La nacionalización de la banca se ha presentado ante la opinión pública francesa como un instrumento para acometer la modernización de la economía, capaz de suscitar la capacidad de creación de los empresarios mediante un crecimiento de la inversión. Los socialistas afirman que el sector bancario privado no estaba adaptado a un sistema de financiación en el que debe predominar la búsqueda de la rentabilidad a largo plazo. Incluso se acusa a la banca privada de la desindustrialización francesa. Es probablemente cierto que los mercados financieros están menos desarrollados en Francia que en sus competidores industriales, lo que repercute en la financiación de las empresas. Ahora bien, esto más bien parece el resultado del intervencionismo francés, en el que la oligarquía financiera, pero también el Estado protector, han tenido responsabilidades compartidas.
El desarrollo de los mercados financieros no es, en teoría, incompatible con la existencia de una banca nacionalizada, pero hasta ahora la libertad de mercado y un bajo nivel de regulaciones se han mostrado más eficientes en esta tarea. En cualquier caso, la nacionalización del crédito en Francia parece inscribirse en un proyecto más ambicioso de acercar el Estado y el poder a la sociedad, y suscitar una conciencia de integración nacional que propicie una etapa de desarrollo económico. De algún modo sería una especie de reencuentro con la planificación democrática de los años cincuenta y sesenta, en donde las empresas nacionales desempeñarían el papel de locomotoras del vagón de las pequeñas y medianas empresas.

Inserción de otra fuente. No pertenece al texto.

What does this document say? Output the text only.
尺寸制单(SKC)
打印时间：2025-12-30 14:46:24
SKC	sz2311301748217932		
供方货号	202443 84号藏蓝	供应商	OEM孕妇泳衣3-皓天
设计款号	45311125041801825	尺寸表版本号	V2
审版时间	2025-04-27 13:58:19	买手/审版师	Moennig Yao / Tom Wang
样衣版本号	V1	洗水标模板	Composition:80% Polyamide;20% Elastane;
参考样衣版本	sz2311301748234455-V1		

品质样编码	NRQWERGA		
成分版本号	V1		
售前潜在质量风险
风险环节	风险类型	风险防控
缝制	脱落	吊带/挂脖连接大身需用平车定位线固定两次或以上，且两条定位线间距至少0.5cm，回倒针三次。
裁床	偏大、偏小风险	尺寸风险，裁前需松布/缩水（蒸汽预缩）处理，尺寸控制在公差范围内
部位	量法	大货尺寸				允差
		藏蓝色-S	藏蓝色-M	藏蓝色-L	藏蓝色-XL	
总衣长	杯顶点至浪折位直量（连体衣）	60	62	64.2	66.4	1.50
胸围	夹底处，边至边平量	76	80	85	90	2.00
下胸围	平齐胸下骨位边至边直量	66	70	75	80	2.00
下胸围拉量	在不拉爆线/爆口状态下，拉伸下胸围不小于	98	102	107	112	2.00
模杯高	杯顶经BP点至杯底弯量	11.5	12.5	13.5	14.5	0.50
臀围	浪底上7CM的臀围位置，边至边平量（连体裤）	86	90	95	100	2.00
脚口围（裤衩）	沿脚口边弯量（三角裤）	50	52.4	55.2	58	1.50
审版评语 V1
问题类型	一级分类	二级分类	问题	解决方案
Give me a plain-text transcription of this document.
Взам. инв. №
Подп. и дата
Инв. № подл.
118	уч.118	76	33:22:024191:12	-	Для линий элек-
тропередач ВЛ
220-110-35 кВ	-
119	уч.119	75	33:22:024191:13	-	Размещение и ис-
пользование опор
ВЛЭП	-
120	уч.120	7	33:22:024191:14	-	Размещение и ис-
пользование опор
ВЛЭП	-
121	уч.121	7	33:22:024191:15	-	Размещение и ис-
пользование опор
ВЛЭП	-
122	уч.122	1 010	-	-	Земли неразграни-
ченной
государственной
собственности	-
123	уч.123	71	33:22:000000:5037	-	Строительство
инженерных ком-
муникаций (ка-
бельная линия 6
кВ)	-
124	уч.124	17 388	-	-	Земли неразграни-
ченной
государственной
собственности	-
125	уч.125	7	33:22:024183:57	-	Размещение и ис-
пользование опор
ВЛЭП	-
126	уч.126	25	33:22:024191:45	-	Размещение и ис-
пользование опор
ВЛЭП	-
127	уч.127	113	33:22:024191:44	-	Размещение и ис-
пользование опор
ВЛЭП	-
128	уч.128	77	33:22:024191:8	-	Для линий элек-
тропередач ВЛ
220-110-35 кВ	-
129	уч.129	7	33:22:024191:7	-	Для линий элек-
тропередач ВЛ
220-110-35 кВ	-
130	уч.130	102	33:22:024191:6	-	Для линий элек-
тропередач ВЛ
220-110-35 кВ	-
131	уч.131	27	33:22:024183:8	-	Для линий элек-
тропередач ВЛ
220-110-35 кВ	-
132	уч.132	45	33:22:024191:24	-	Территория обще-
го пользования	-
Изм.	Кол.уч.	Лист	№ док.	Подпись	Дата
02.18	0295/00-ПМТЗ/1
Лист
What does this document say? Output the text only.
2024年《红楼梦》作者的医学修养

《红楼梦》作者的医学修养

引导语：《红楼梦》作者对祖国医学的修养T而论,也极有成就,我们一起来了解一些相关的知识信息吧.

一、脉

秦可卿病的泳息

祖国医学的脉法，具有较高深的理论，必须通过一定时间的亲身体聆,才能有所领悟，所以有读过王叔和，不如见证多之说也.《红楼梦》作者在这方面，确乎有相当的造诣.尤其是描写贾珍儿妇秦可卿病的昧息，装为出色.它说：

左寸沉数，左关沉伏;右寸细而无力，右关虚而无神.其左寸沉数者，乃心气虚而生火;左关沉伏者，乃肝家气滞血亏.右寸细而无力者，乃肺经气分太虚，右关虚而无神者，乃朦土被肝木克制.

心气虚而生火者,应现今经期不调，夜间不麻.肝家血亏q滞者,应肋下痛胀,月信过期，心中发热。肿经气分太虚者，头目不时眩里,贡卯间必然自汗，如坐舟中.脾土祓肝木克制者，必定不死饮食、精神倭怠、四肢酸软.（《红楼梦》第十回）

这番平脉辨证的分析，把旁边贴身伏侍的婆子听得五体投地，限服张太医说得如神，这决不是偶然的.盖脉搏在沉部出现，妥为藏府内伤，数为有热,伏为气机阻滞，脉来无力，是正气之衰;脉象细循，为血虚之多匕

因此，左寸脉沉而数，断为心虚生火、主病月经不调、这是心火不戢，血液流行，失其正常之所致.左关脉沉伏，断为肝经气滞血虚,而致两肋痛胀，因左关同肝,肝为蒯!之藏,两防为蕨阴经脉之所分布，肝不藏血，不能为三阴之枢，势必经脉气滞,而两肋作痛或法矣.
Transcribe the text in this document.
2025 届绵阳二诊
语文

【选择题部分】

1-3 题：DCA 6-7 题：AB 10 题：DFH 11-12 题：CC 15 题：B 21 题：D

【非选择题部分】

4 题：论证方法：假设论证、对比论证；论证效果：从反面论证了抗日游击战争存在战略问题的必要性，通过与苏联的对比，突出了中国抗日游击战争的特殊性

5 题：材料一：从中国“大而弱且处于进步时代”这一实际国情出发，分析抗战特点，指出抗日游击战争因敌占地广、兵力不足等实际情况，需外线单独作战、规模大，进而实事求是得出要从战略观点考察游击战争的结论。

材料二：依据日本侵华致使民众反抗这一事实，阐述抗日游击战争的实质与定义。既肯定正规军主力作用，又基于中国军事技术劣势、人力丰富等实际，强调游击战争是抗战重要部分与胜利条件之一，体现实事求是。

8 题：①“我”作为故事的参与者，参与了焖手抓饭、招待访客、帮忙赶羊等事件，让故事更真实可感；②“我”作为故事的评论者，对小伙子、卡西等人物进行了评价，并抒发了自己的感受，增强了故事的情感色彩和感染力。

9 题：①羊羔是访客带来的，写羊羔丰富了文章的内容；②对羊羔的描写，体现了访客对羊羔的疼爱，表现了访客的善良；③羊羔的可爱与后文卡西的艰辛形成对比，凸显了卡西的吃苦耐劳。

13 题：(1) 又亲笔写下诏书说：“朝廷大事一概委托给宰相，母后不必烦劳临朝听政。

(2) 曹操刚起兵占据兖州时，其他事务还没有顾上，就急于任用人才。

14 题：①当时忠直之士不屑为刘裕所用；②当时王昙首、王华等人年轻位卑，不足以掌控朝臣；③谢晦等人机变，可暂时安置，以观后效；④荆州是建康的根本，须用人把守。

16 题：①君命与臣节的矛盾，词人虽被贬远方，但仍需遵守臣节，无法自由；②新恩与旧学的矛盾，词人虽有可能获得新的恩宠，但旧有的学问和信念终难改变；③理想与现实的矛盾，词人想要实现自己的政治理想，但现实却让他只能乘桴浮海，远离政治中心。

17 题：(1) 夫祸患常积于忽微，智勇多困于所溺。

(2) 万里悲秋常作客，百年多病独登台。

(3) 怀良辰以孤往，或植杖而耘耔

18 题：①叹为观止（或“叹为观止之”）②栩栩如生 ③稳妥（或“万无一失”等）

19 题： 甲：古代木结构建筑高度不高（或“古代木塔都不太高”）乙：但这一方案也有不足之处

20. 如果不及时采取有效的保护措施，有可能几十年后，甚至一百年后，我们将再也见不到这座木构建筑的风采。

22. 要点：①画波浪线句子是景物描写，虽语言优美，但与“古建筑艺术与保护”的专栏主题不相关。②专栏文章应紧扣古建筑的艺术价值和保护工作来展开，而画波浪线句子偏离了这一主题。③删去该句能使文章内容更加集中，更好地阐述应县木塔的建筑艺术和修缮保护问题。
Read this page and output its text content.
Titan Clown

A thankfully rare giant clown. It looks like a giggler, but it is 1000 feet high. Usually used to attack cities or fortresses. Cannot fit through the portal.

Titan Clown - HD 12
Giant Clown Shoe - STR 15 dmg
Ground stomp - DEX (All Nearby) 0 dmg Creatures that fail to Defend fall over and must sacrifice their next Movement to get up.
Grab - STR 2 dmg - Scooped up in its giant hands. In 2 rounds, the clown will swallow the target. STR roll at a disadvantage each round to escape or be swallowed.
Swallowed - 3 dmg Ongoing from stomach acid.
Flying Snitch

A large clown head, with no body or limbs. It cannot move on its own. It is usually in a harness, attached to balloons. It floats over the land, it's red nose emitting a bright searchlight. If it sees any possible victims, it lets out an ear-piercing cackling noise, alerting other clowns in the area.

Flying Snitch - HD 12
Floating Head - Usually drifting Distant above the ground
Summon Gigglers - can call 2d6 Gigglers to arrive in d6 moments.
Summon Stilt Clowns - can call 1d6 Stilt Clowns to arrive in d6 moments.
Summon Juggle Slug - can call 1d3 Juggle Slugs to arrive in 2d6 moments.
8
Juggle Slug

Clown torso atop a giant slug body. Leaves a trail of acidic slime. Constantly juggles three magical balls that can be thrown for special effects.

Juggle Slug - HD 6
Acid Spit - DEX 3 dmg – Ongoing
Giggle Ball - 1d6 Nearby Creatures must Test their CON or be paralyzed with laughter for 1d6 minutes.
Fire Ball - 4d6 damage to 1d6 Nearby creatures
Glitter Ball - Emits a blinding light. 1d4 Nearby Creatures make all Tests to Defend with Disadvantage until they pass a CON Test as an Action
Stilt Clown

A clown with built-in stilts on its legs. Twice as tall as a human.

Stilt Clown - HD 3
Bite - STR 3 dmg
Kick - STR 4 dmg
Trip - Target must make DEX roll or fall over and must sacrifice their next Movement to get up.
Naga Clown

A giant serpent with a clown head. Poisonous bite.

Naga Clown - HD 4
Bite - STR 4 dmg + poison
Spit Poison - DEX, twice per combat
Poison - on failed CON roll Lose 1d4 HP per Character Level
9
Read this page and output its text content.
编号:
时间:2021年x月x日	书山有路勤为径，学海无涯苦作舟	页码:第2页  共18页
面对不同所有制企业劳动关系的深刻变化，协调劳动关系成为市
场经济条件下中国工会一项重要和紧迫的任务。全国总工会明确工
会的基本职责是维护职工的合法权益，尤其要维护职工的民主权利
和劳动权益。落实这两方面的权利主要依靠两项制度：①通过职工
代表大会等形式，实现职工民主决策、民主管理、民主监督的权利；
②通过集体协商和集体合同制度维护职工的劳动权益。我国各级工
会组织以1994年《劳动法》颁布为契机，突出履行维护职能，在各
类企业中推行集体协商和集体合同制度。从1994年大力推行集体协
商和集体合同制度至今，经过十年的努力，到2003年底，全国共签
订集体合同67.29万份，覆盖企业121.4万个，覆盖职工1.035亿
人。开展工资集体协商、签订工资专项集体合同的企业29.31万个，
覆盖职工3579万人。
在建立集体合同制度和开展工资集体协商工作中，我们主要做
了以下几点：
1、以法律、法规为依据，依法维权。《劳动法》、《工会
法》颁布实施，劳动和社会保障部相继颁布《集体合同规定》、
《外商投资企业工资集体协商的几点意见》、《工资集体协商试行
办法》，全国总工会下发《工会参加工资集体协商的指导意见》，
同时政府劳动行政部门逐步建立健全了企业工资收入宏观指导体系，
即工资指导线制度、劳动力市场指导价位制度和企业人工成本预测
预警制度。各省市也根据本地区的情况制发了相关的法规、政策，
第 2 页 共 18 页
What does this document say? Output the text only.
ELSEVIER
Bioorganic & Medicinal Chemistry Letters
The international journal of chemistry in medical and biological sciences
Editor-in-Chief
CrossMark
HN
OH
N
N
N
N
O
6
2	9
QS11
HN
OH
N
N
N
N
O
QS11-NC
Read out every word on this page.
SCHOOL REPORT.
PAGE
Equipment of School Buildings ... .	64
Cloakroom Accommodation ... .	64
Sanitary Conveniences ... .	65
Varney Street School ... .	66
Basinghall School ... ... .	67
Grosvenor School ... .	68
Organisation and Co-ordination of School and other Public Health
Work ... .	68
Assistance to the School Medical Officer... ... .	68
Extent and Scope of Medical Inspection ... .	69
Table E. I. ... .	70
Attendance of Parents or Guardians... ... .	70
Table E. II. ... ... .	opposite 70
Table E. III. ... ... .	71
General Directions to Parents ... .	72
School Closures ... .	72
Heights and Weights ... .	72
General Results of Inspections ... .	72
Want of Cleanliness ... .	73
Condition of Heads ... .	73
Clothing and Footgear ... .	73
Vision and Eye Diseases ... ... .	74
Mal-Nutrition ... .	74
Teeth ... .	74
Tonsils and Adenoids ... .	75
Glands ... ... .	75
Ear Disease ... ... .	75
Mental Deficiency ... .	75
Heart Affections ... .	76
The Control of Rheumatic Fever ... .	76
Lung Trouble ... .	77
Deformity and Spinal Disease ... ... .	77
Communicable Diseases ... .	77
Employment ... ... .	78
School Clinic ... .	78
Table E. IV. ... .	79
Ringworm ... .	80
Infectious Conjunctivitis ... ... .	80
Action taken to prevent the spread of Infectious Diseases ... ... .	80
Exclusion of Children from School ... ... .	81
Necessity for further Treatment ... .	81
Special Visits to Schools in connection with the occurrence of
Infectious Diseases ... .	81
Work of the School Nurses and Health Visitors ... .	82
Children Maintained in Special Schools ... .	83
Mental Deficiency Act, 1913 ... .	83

Esta estrategia viene amparada por una política monetaria y fiscal de signo claramente expansivo. Las autoridades económicas tratan así de convertir a Francia en la locomotora europea, sustituyendo a Alemania del Oeste en el que había sido su cometido tradicional. El dífícil equilibrio entre la defensa del franco, la contención de la inflación y un crecimiento lento, con programas de empleo relativamente eficaces, que había constituido la cautelosa política económica de Barre, es sustituido por una voluntad de crecimiento, displicente con los espinosos condicionantes económicos. La noticia es excelente para alemanes, ingleses, españoles, etcétera, que en plena crisis pueden confiar en la ventaja de un mercado próximo en desarrollo. Pero si Francia se propone mantener el objetivo del crecimiento y el empleo en medio de la crisis, como un nuevo Japón de Occidente, será preciso que consiga dominar dos temas básicos: control de la inflación y equilibrio de su balanza de pagos. En cualquier caso, el experimento francés constituye un reto apasionante digno de ser observado.